Year-end tax planning strategies for businesses
As 2024 is nearing its end, now is a good time to consider year-end strategies to help reduce the tax your business will owe. The effectiveness of a particular action depends on the circumstances of your business. Here are several possibilities.
Defer income, accelerate deductions
A tried-and-true tactic for tax minimization is to defer income to next year and accelerate deductible expenses into this year. For example, a cash accounting business can defer income by postponing invoices until late in the year or accelerate deductions by paying certain expenses this year.
Accrual accounting businesses have less flexibility in timing, but you can still take some actions. For example, you can deduct year-end bonuses accrued this year even if they aren’t paid until next year (no later than March 15, 2025). You might also be able to defer income from certain advance payments — including licensing fees, subscriptions and membership dues — until next year, depending on how the payments were recorded.
Deferring income and accelerating deductions may not suit every business. The opposite approach is sometimes more beneficial, especially if you anticipate being in a higher tax bracket next year.
Purchase assets by year end
One effective way to generate tax deductions is to buy equipment, machinery and other fixed assets. Ordinarily, these assets are capitalized and depreciated over several years, but there are ways to deduct some asset costs immediately. For example, in 2024, under Section 179 you can deduct $1.22 million in qualifying tangible property and certain computer software costs, subject to phaseout when expenditures exceed $3.05 million in 2024.

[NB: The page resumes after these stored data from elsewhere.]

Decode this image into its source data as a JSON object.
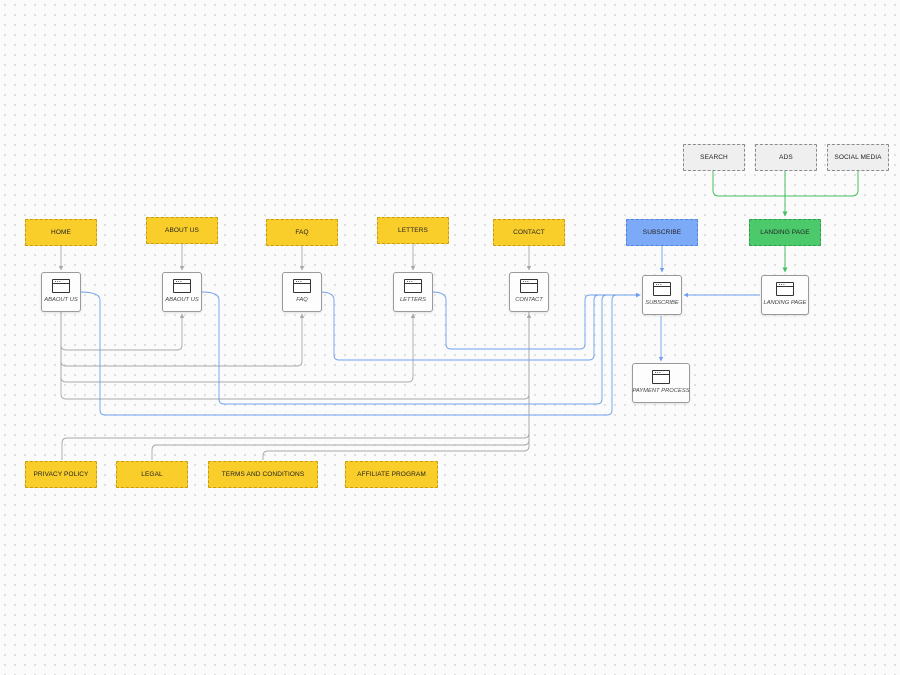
{
  "nav_labels": {
    "home": "HOME",
    "about_us": "ABOUT US",
    "faq": "FAQ",
    "letters": "LETTERS",
    "contact": "CONTACT",
    "subscribe": "SUBSCRIBE",
    "landing_page": "LANDING PAGE"
  },
  "sources": {
    "search": "SEARCH",
    "ads": "ADS",
    "social_media": "SOCIAL MEDIA"
  },
  "pages": {
    "home": "ABAOUT US",
    "about_us": "ABAOUT US",
    "faq": "FAQ",
    "letters": "LETTERS",
    "contact": "CONTACT",
    "subscribe": "SUBSCRIBE",
    "landing_page": "LANDING PAGE",
    "payment": "PAYMENT PROCESS"
  },
  "footer_labels": {
    "privacy": "PRIVACY POLICY",
    "legal": "LEGAL",
    "terms": "TERMS AND CONDITIONS",
    "affiliate": "AFFILIATE PROGRAM"
  },
  "colors": {
    "gray_connector": "#a8a8a8",
    "blue_connector": "#6fa0ee",
    "green_connector": "#45c062",
    "yellow_node": "#f9cd2a",
    "blue_node": "#7daaf7",
    "green_node": "#4bc96b"
  }
}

Bonus depreciation. This year, you can deduct up to 60% of the cost of eligible tangible property, including most equipment and machinery, plus off-the-shelf computer software and certain improvements to nonresidential building interiors. In 2025, the deduction limit will drop to 40%, then to 20% in 2026. After that it vanishes, unless Congress acts to extend it.
Set up a retirement plan
Establishing a retirement plan is an effective way to generate tax benefits. It can also improve employee recruitment and retention efforts.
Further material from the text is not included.